Cardiologists have a role to play in addressing these inequities, Nathan said. “We do have the due diligence to understand what the issue is and try to address it.” Obstacles can occur at many steps along the process. Patients may lack access to primary care or not receive an initial echocardiogram, or they may not be referred to a specialist, for instance. For some, the cost of commuting to the hospital or missing work is prohibitive.

“All these things are hard for patients, and we have to try to identify ways to make them easier,” he advised. Possible solutions include patient navigators to help guide people through the intricacies of obtaining treatment for their aortic stenosis, or even something as simple as transportation vouchers.

‘Disentangling Race’ a Daunting Task

One important missing ingredient in understanding these patterns, though, is knowledge about the biology of aortic stenosis as it relates to ancestry, Nathan et al acknowledge.

Clyde W. Yancy, MD (Northwestern University Feinberg School of Medicine, Chicago, IL), and Ajay Kirtane, MD (NewYork-Presbyterian/Columbia University Irving Medical Center, New York, NY), agree that TAVI’s rollout “appears to mirror past patterns of race-based disparities,” asking in an editor’s note, “Has there been no real progress?”

In interpreting the current results, they write, “we echo the caution of residual unmeasured confounders; restate concerns regarding the biology of calcific aortic stenosis as a function of genetic ancestry; and add survival bias given the shorter life expectancy as a function of race.”

What’s clear is that “disentangling race from the entirety of the social construct is a complex and uncertain exercise,” Yancy and Kirtane say. “Is it possible that there are race-based biases impacting TAVR at the patient level? Yes. Is it proven? No. Equity in access to care and completeness of clinical assessment, including even a careful physical examination, also come into play when assessing disparities in a ‘downstream’ procedure such as TAVR.”
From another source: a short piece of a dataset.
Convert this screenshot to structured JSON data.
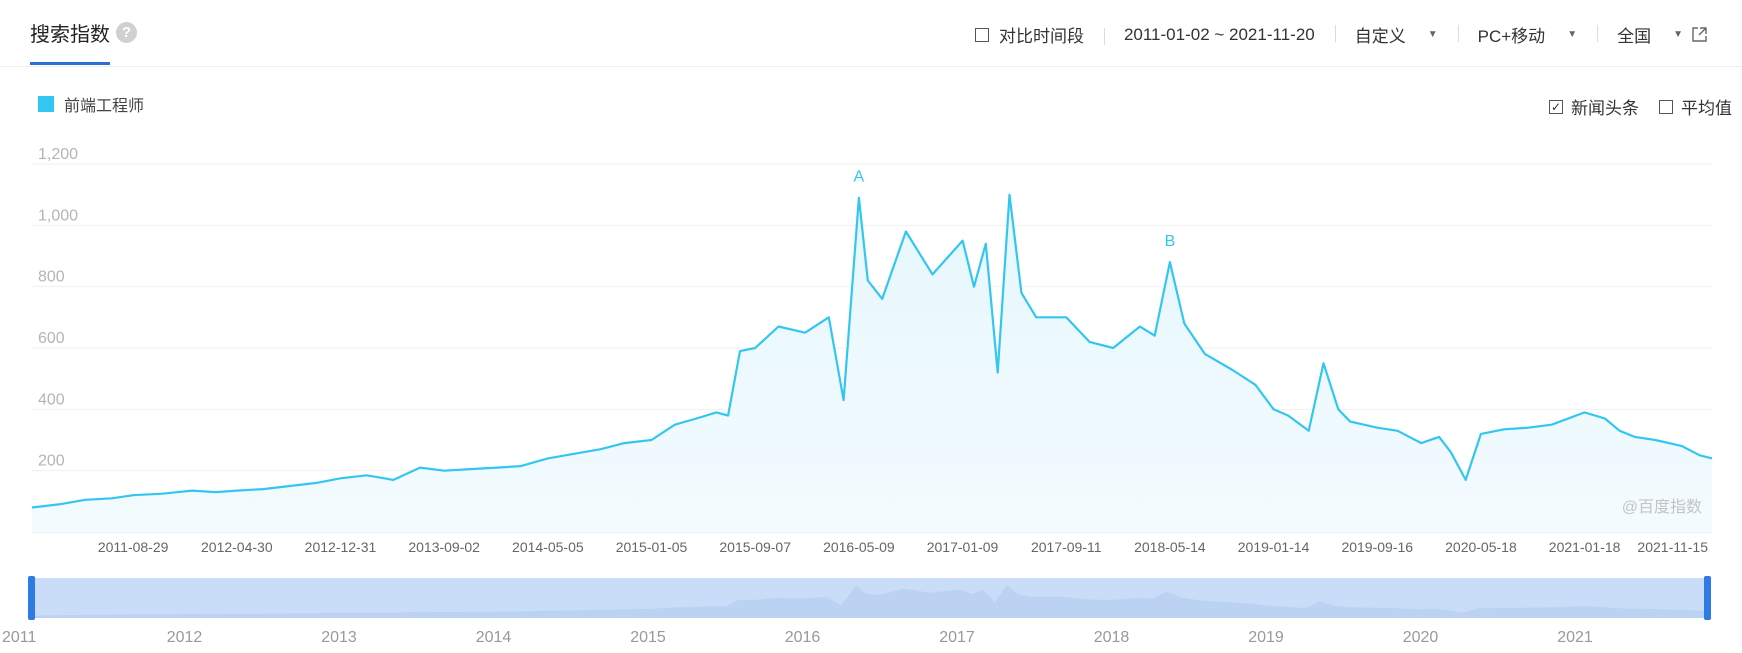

They posit that race isn’t the sole culprit. But as the evidence base builds to address this issue, “we must do more to recognize our possible biases and concomitantly exercise caution before concluding race-based disparities in the utilization of TAVR. We can be empathic but we must also be sure,” the editorialists stress.

For Nathan, what should come next are studies that, rather than analyzing large data sets, instead seek out the patient experience. “Talking to individual patients, understanding their barriers [and] limitations, I think would be the most helpful thing, . . . and then developing solutions and testing the solutions to make sure they help alleviate the problems are the next steps for this project,” he said.

  • Nathan reports no relevant conflicts of interest.
  • Yancy reports spousal salary support from Abbott.
  • Kirtane reports institutional funding to Columbia University and/or the Cardiovascular Research Foundation from Medtronic, Boston Scientific, Abbott Vascular, Abiomed, CSI, Siemens, Philips, ReCor Medical, and Neurotronic; consulting fees from IMDS; and travel expenses/meals from Medtronic, Boston Scientific, Abbott Vascular, Abiomed, CSI, Siemens, Philips, ReCor Medical, Chiesi, OpSens, Zoll, and Regeneron.